The public-relations ineptitude of not all but most activist movements is a stunning monotony, a shocking predictability, a vague certainty (one doesn't quite know how each movement will pull off utter ineptitude, but one knows it somehow will):
The Minneapolis chapter of Black Lives Matter plans to hold a demonstration at the Mall of America Wednesday, protesting the Nov. 15 shooting death of Jamar Clark by Minneapolis police. Despite legal action from the Mall of America, Black Lives Matter organizers said in a statement Monday that the demonstration will proceed as planned unless their demands are met. The demands call for videos of Clark’s shooting to be released and for the appointment of a special prosecutor to decide whether the involved officers in the shooting should be tried, rather than leaving the decision up to a grand jury.
Why of course. Rather than demonstrating before city hall, why not disrupt municipal commerce that is so essential to the paychecks of working blacks and whites? That should ensure a rainbowed embrace of the BLM movement.
It gets worse. Declared BLM-Minneapolis Monday: "The Mall of America has now taken the further outrageous and totalitarian step of attempting to control the speech of individuals."
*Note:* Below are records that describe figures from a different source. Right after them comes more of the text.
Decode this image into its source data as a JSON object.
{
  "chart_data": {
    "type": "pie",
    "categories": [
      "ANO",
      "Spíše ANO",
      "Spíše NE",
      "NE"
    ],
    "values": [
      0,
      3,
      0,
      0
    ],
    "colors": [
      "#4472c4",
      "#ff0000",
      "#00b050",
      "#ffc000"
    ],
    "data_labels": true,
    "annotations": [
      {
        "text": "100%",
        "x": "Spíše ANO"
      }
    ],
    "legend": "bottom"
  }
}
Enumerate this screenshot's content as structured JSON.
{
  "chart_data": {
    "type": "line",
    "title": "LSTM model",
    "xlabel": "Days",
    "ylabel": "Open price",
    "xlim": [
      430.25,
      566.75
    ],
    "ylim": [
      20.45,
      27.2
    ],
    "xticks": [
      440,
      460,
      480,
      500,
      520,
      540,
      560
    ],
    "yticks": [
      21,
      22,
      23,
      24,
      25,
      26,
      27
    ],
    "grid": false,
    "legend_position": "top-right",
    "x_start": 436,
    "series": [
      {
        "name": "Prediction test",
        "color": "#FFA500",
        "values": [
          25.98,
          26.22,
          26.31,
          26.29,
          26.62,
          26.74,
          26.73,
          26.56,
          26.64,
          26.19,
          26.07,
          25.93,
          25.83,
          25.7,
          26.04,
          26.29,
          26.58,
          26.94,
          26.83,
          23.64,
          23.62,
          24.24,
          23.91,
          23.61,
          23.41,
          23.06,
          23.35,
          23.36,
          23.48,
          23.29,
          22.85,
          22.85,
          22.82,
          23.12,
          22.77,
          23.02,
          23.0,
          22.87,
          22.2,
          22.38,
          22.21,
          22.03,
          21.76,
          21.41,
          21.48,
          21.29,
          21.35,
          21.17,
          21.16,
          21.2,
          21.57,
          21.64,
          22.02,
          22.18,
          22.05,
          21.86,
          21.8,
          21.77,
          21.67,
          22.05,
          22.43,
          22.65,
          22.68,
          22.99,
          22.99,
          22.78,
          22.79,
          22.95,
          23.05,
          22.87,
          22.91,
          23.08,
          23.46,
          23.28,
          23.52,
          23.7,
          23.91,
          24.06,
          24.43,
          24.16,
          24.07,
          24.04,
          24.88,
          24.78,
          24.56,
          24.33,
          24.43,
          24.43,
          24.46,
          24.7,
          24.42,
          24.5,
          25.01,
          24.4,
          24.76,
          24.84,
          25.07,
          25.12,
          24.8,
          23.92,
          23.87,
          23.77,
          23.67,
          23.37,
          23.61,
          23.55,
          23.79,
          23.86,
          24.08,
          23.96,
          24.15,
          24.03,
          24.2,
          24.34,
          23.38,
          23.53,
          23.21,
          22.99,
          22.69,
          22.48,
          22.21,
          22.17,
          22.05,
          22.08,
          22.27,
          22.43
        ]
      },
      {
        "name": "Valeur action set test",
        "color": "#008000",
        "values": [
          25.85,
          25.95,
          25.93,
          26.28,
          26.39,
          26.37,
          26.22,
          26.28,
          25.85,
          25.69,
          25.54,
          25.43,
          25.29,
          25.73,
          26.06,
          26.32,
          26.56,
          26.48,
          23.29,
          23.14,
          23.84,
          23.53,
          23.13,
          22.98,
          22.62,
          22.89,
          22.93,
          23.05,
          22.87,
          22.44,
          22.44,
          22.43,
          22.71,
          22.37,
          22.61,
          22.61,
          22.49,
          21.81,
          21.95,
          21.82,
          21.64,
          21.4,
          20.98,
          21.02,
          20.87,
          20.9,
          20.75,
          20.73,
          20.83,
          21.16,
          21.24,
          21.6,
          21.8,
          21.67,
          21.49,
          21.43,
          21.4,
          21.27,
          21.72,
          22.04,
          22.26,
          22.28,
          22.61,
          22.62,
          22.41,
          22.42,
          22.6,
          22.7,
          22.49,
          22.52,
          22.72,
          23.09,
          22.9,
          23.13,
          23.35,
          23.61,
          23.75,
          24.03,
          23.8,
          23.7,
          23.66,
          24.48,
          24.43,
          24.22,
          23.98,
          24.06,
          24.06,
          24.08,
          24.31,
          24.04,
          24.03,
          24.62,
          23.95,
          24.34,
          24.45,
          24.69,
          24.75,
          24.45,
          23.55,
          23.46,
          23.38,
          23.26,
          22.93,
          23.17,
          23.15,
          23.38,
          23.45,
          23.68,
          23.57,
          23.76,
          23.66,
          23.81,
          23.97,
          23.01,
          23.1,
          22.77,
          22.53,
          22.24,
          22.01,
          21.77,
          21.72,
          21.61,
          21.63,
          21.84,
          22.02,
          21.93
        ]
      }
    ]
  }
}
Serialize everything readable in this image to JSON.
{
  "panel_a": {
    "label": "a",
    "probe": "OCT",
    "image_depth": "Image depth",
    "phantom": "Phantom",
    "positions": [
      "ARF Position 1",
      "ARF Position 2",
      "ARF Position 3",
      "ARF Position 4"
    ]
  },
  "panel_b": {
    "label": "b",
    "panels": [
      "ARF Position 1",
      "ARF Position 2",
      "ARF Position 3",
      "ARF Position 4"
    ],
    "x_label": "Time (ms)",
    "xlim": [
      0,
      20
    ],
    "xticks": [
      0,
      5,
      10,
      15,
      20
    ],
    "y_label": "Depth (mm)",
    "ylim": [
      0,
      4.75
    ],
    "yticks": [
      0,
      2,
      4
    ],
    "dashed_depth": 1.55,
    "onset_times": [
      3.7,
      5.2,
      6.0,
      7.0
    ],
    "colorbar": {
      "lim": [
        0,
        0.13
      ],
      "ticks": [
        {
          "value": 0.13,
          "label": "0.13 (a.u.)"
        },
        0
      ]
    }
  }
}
Pardon me while I visit my local mall, in which I'll commence protesting, with stentorian resolution, the utter public-relations ineptitude of BLM — at which point the bigoted corporate bastards of said mall will undoubtedly take the outrageous and totalitarian step of physically removing … a pointed protest of BLM's tactics. Which would put the bigoted corporate bastards, in all their outrageous totalitarianism, on BLM's side. Would it not? According, that is, to BLM?